To bring that confidence to life for yourself, to reconnect with passion for your profession (or to sustain it), and keep it in a holding pattern forever more, embrace and practice these eight passion points:
- Practice Positive Thinking: Consciously choose positive language and thinking to influence your passion for your work, and to inspire the passion of others.
- Project Professional Self-Worth: To really get a hit of the fine contribution you make, be willing to acknowledge, to yourself and others, how well you do what you do.
- Protect Sense of Humour: The benefits of keeping your sense of humor are good for both your health and your spirit. Guard against the dreaded and humorless diseases of Psychosclerosis (Hardening of the Thinking) and HDS (Humour Deficiency Syndrome) that slip into workplace settings and zap everyone’s chances for feeling passion for their professions. Be the one who starts the humor cycle, instead of the anger cycle.
- Play with Perspective: Perspective has everything to do with how you think about control. What do you control? What don’t you control? Who do you control? Who don’t you control? Think of control like the weather: when you go outside you get whatever’s there! It’s up to you to modify your perspective so that you can deal with all the workplace “weather” successfully.

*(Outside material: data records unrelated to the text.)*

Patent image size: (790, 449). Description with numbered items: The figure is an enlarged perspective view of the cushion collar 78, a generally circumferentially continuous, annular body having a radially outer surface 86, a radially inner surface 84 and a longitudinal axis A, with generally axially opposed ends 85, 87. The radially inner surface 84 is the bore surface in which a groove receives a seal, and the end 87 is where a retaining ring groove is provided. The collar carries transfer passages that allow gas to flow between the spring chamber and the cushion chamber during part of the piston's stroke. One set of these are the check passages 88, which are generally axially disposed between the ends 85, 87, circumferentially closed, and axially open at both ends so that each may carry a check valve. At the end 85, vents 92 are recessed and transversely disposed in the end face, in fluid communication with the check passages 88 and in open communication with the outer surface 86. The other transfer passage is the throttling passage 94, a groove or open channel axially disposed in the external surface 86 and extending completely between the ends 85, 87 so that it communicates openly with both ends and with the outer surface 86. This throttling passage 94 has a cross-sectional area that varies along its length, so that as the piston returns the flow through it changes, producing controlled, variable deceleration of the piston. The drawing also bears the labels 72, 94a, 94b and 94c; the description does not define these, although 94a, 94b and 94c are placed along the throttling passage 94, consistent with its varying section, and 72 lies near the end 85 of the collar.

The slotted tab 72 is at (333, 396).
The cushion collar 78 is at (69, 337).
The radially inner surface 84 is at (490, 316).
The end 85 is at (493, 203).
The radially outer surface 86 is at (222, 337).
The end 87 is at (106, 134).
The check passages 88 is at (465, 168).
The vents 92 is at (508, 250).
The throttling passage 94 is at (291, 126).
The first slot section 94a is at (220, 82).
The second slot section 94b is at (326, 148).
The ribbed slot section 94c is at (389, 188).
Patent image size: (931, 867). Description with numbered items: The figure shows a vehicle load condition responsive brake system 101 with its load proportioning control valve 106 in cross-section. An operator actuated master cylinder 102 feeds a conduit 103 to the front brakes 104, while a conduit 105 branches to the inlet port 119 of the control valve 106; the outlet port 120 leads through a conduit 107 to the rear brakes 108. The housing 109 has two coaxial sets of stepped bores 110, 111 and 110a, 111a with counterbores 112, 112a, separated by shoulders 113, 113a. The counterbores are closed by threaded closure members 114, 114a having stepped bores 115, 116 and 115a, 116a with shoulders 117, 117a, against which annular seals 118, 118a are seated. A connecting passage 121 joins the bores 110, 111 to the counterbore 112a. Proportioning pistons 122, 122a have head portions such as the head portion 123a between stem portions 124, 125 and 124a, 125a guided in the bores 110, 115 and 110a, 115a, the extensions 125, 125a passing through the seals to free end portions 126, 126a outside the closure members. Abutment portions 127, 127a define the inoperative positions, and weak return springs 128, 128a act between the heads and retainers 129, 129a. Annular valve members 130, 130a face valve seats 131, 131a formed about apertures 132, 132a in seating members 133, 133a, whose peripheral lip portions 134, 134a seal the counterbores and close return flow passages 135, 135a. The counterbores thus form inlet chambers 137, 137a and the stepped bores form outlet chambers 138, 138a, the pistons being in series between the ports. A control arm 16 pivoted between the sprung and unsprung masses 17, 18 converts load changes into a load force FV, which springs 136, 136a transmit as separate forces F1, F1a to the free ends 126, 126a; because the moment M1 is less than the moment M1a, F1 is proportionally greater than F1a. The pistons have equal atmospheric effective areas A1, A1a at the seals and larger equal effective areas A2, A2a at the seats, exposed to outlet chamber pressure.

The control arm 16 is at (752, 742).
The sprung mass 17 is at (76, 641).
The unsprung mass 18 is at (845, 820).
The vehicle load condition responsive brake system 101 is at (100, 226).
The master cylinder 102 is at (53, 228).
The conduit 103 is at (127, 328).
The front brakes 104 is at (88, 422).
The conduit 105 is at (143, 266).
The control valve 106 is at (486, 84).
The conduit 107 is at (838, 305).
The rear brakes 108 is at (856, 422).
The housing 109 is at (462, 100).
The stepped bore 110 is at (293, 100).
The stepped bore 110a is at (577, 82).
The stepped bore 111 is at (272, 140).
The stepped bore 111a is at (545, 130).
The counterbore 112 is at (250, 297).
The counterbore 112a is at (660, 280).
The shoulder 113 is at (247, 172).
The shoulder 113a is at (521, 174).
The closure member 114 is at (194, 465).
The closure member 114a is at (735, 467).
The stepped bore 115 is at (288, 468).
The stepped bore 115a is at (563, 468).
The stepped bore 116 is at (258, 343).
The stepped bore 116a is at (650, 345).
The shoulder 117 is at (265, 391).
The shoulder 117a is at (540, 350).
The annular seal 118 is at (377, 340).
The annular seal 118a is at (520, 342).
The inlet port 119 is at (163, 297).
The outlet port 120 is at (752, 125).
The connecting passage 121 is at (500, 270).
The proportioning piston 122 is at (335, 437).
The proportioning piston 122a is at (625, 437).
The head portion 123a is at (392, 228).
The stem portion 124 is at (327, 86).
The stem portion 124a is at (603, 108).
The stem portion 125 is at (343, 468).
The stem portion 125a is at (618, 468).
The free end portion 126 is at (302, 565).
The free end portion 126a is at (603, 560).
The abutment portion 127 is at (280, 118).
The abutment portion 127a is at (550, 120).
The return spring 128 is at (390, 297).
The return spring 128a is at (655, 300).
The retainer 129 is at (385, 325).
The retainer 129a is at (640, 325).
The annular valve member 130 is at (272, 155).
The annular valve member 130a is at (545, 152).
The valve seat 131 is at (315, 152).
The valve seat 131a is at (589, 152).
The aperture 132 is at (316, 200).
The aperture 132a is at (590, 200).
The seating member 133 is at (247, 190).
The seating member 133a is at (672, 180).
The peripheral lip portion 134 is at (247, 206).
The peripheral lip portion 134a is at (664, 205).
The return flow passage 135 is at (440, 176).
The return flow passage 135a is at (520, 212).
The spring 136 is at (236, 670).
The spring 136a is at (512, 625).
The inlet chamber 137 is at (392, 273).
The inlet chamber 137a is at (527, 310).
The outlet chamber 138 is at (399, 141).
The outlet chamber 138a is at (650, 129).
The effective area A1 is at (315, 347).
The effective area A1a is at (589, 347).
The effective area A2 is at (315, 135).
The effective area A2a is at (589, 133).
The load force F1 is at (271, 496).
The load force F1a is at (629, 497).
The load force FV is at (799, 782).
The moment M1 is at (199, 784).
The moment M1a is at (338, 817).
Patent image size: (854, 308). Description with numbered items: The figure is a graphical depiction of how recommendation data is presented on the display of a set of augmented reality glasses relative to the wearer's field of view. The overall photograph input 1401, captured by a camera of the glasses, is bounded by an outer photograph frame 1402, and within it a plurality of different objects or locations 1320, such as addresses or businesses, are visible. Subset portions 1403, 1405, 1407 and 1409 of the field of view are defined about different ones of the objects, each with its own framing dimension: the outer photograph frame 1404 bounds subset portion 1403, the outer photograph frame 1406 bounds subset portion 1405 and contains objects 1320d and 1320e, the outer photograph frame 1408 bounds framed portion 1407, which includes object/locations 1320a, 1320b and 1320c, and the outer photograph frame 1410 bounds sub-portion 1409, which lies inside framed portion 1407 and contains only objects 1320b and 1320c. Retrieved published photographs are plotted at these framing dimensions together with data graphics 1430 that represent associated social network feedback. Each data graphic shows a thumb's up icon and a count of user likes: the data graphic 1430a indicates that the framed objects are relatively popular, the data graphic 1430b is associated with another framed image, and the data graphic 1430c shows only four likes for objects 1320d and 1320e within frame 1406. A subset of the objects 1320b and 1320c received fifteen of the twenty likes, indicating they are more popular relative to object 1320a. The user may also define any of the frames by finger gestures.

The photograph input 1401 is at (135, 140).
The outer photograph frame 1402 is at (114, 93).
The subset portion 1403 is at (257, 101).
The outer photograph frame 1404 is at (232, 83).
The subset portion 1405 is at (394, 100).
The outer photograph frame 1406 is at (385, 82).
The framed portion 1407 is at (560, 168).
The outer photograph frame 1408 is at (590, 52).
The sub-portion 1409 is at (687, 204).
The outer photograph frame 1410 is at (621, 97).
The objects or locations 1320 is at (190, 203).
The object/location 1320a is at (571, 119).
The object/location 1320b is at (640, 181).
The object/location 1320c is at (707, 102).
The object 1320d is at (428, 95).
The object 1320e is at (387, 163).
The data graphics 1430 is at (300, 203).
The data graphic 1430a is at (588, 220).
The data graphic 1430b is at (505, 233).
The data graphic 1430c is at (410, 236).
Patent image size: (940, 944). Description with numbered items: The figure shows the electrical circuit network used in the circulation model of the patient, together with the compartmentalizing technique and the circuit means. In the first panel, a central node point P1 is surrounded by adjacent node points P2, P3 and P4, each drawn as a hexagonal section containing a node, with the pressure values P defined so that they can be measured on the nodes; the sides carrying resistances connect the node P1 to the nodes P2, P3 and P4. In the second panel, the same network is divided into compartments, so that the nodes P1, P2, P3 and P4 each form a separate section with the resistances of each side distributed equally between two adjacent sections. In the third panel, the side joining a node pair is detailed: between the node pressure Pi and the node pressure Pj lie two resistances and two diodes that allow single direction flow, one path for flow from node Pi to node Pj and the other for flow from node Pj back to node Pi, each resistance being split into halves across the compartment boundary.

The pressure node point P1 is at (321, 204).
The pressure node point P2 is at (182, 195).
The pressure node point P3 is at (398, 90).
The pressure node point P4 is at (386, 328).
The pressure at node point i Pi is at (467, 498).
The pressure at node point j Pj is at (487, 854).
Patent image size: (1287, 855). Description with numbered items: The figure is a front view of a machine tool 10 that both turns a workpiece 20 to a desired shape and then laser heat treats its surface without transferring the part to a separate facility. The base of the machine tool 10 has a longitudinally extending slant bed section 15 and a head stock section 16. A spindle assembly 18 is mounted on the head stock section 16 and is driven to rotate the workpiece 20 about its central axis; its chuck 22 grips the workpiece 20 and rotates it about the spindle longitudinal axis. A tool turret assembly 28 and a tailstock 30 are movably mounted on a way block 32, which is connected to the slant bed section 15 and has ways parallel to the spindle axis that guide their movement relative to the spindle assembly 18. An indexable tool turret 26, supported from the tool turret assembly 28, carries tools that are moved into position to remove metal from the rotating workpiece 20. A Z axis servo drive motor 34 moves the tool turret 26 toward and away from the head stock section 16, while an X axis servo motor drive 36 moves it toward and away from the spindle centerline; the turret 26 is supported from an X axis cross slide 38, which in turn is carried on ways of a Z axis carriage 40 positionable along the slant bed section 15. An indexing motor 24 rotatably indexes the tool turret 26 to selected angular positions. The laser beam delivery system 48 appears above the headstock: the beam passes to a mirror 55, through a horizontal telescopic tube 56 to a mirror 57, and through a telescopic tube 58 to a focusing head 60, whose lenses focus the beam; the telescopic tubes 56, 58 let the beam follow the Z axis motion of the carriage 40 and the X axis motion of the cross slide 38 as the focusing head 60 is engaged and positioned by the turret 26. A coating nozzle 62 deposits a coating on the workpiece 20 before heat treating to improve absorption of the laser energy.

- Profess Purpose: It’s easier to stay the course when you know deeply why you’re doing what you’re doing. Getting clear about your bigger purpose helps. Try the “five whys” test. Ask yourself, five times, “Why do I do this job?” and for each answer, ask, “And why is that important to me?” By the fifth “Why” you’ll be getting closer to the truth of your purpose for doing the good work you do.
- Preserve Energy and Enthusiasm: Energy is the groundwork for enthusiasm and the only thing more contagious than enthusiasm is…the lack of it. Practice daily strategies for taking care of your physical and emotional energy.
- Promise to Persevere: You may be in the right job for you, and in the right organization, too, but still get into a funk about work from time-to- time. In those cases, cut yourself some slack and persevere. Blue periods disappear sooner or later. Learn to keep the faith. Make a list of the things that you really love about your work (and then keep that list close by to look at every now and then).
- Perpetuate Relationships: Find creative, time-efficient ways to stay in touch with your circle of influence and expand that circle regularly. Sincerely and authentically network your guts out. Keep in touch with enthusiastic, energized colleagues in your field, as well as outside your field, to help sustain your passion for your profession. Be sure to attend and champion employer-supported internal conferences. And attend some external ones, such as professional association conferences, too! Association conferences and in-house, formal professional developmental workshops can make a big difference in what happens next in your career or life.
Remember:
When you’re green you’re growing; when you’re ripe you rot.
— Anonymous
Take a careful look at this list of passion points. Who do you know who embraces and demonstrates all of these skills? To which do you find yourself saying, “I already do that one”? To which do you instinctively know, “There’s room for improvement for me with this one”?
You’re probably already a walking, talking example of at least some of these skills, and it’s your competency with these skills that’s helping you surf the waves of change and uncertainty so far. How much better can you get? How much better do you think you’ll need to get? Remember, “When you’re green you’re growing, and when you’re ripe, you rot!” You can never get too good at the skills that are essential for thriving at work and in your personal life.